Hermione’s skin burned even brighter upon noticing Harry still erect organ. Harry felt a strong sense of masculine pride as the House-Elves’ eyes shined brightly as they looked at ‘Harry, Jr.’
Still blushing furiously, Hermione turned to a small female House-Elf who was trembling in the presence of “the Great One and Her Companion”. As politely as she could, Hermione asked the nervous House-Elf, “Would you mind fetching me a towel or something to wear?”
Every House-Elf gasped as they tore their eyes away from Harry to stare at Hermione once more.
“Halleluiah!” several House-Elves rejoiced in unison.
“Agains from the Book of Dumko, chapter forty-eight, verse three:” began Fetch while tears of joy streamed down his face. “‘... the Great One shall be humble before the most humble in thine midst...”
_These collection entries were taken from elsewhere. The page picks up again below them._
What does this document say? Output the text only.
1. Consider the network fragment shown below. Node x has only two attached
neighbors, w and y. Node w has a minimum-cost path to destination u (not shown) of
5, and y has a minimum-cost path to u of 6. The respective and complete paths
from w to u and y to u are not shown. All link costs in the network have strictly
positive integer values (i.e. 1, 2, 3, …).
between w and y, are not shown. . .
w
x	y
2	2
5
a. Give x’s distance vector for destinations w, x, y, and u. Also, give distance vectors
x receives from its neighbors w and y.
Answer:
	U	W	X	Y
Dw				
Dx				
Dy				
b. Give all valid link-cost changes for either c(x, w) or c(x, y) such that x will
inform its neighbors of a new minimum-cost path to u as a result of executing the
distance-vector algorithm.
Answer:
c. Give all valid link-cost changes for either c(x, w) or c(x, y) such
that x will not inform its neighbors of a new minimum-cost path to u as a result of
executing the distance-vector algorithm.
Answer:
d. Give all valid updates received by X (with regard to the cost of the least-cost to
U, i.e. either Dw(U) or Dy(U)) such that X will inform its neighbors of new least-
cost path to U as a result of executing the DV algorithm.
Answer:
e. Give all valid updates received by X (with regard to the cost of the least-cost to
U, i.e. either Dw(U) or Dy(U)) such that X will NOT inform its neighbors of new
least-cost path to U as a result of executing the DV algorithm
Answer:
Fetch snapped his aged fingers again and Hermione was draped in the most beautiful robe Harry had ever seen. It was made out of the finest silk and lace and had thin strands of gold spun into it. Of course the silk was so thin and light that Harry could easily see ‘Carmella’ and ‘Natasha’ along with the ‘Bald Feline’. Hermione couldn’t help but to beam as she inspected her new robes. With her eyes smiling, Hermione faced Harry and was about to start to ask him what he thought of it when she saw the apparently ever-erect ‘Harry, Jr.’ looking back at her.
“Could you please conjure some clothes for Harry?” she asked with a little embarrassment.
“Certainly, my lady.” Again Fetch snapped his fingers and Harry was clothed. However, Harry’s new clothing wasn’t the fantastic robe that Hermione had received. Instead Harry was now dressed in a pair of plain white boxers. But the boxers did nothing to help hide Harry’s organ from sight; ‘Harry, Jr.’ was proudly sticking out of the flap in front.